Animals without a necklace: The bearers of secrecy | Culture

Animals without a necklace: The bearers of secrecy | Culture

The coincidence in billboard of two films as The kingdom, by Rodrigo Sorogoyen, and Animals without a collar, the first full-length film by the short filmmaker and long-distance advertising director Jota Linares, is a good indicator of the extent to which the accumulation of cases of political corruption has permeated our collective imagination. The two films also offer a certain testimony of the resistance that our fiction cinema seems to have to tackle, frontally and with all the consequences, the keys to a truly political cinema. In both cases, the references that have served as inspiration are more or less familiar, before as a functional substratum of recognition that as a (bad) intentional and insidious wink, but the generic keys that end up taking the helm of the story are, in a case, the thriller and, in the other, the melodrama.


Address: Jota Linares.

Interpreters: Natalia de Molina, Daniel Grao, Ignacio Mateos, Natalia Mateo.

Gender: drama. Spain, 2018.

Duration: 96 minutes

It agrees, however, to recognize -and celebrate- the high ambition with which Jota Linares, also a screenwriter, faces this debut. In Animals without a collar, the access to the power of a representative of the new policy of the left is compromised by the emergence of a secret from the past: its connection with the potential black sheep of the bourgeois family that had employed its mother will become the persistent stain that it can not even erase a willingness to transparency willing to assume a problematic past of addictions and vital turmoil. The film stands, thus, in a melodrama about the return of the repressed that enables in the territory of the intimate a space for the pacts of oblivion in the name of pragmatism.

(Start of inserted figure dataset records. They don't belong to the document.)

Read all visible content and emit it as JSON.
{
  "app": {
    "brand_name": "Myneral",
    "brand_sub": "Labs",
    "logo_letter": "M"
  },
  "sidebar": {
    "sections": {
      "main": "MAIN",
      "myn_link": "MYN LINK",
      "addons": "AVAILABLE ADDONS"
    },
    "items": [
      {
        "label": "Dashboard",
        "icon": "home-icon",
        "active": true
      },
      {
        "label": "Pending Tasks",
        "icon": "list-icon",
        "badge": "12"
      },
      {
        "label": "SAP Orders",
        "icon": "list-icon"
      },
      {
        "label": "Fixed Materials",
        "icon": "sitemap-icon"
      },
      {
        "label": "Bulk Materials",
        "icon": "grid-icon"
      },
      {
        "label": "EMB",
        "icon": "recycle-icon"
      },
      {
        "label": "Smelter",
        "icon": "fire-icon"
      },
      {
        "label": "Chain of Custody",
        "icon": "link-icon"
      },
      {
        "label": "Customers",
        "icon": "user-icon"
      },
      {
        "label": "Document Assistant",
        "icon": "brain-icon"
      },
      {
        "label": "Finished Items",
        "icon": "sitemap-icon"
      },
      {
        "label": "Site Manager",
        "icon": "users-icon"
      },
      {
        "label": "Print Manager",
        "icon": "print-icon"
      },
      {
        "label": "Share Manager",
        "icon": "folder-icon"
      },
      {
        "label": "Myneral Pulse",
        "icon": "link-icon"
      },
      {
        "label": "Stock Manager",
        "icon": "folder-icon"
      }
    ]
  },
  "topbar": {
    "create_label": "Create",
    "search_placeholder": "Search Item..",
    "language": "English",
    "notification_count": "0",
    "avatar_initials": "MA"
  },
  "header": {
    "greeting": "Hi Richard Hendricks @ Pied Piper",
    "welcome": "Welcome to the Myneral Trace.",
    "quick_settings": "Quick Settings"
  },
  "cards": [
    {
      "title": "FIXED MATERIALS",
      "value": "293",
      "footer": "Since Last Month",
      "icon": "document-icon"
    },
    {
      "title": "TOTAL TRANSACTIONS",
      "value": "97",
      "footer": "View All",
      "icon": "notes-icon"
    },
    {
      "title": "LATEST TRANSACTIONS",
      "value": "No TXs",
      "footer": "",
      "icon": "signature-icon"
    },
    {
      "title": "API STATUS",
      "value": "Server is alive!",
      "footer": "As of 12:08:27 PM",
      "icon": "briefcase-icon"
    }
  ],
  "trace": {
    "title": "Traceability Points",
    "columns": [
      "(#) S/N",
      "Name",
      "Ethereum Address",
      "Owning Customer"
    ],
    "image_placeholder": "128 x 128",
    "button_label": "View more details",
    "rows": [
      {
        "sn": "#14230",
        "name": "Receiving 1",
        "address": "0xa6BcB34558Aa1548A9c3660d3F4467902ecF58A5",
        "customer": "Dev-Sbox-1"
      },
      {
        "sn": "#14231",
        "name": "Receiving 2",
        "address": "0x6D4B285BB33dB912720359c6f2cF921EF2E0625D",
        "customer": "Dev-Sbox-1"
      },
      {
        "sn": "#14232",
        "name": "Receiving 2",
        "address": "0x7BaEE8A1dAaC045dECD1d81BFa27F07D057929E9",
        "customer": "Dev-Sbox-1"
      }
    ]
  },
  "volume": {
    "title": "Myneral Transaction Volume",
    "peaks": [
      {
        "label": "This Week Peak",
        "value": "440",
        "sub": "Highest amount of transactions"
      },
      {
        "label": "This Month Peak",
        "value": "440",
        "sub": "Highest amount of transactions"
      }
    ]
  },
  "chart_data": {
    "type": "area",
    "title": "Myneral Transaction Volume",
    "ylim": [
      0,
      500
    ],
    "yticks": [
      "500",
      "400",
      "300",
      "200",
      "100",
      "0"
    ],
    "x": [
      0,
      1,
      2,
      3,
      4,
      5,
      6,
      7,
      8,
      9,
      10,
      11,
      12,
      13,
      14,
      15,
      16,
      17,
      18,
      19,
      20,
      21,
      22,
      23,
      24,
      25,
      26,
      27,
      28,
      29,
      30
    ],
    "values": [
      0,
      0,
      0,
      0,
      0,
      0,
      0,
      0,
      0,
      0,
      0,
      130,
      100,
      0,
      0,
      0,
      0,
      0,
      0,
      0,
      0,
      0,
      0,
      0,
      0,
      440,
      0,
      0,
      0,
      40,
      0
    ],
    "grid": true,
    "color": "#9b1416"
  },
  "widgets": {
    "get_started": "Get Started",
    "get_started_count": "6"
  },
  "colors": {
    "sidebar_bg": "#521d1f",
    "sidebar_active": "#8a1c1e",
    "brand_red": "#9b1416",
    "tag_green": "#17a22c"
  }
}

Daniel Grao confronts his character by turning his face into an impeccable neutral mask, whose appearance of integrity transpar- ents the brilliance of ambition. It is not his the most grateful role of a role that has in the characters of Natalia de Molina and Ignacio Mateos the great carriers of dramatic tension: the two are, so to speak, the guardians of the secret, that the first will try protect by all means against the pressures of the second to destabilize the mirage. La Nora -not at all casual- baptism of Natalia de Molina and Víctor de Mateos could have been, respectively, the suffering and sacrificed heroine and the villain of a melodrama more friendly to the functional archetypes than to the chiaroscuros. Linares and his interpreters elevate them to turn them into something else: an emancipated identity and a tragic figure.